This was so good! It’s set in the past and the future and jumps around in time. It follows seemingly disparate threads and characters who are tied together by their experiencing an odd event in which there is a flash of darkness and the sound of violin music. A character named Gaspery shows up and talks to each of the people who have experienced this event. There is time travel and conversations about the simulation hypothesis. There are meta elements, like a character who wrote a novel about a pandemic. This is the first of Mandel’s books that I’ve read, but from what I can tell she seems to like incorporating elements of her other novels when she writes (e.g., characters from The Glass Hotel show up in Sea of Tranquility, and there’s pandemic in it, as in Station Eleven ).

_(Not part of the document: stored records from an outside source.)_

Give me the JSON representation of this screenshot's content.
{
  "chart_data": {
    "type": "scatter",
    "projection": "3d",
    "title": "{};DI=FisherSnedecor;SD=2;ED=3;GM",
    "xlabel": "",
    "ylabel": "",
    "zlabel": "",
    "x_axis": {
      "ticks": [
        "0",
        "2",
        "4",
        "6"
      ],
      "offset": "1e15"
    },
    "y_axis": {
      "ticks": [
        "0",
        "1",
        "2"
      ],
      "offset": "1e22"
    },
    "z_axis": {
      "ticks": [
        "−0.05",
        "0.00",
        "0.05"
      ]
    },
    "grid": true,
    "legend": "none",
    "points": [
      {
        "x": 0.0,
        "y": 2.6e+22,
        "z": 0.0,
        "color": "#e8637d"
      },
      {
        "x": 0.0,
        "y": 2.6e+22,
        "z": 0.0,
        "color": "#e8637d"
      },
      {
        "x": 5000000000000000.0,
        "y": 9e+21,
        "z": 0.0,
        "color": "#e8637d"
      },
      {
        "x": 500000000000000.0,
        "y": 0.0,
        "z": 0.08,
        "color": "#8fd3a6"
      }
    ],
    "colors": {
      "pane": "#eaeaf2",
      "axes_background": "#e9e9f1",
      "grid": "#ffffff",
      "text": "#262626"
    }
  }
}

The pacing is masterful. I don’t think I usually pay much attention to that, but Mandel builds suspense and doles out information expertly, and generally what she reveals is unexpected but not in a jarring way. I appreciated how much of our current reality is expressed even hundreds of years in the future, so there isn’t too much technobabble jargon to weed through. In some ways, though, this is depressing. Hundreds of years in the future, and one of the characters is still experiencing sexism (e.g., a question about how she can be away from her daughter that she expects wouldn’t have been asked of a man). Although there is a lot of plot, and an immersive one at that, I would still describe this as a character-driven novel. We probably spend the most time with Gaspery (who gets the only first person narration sections in the novel) and Olive, the author who wrote a novel about a pandemic and is going on a book tour about it as another pandemic is happening.
If all of Mandel’s novels are like this, I’ll have to read them. She writes so engagingly, and it was so thought-provoking, though I struggle with wrapping my mind around time travel paradoxes. I would absolutely recommend this to anyone who enjoys speculative or science fiction.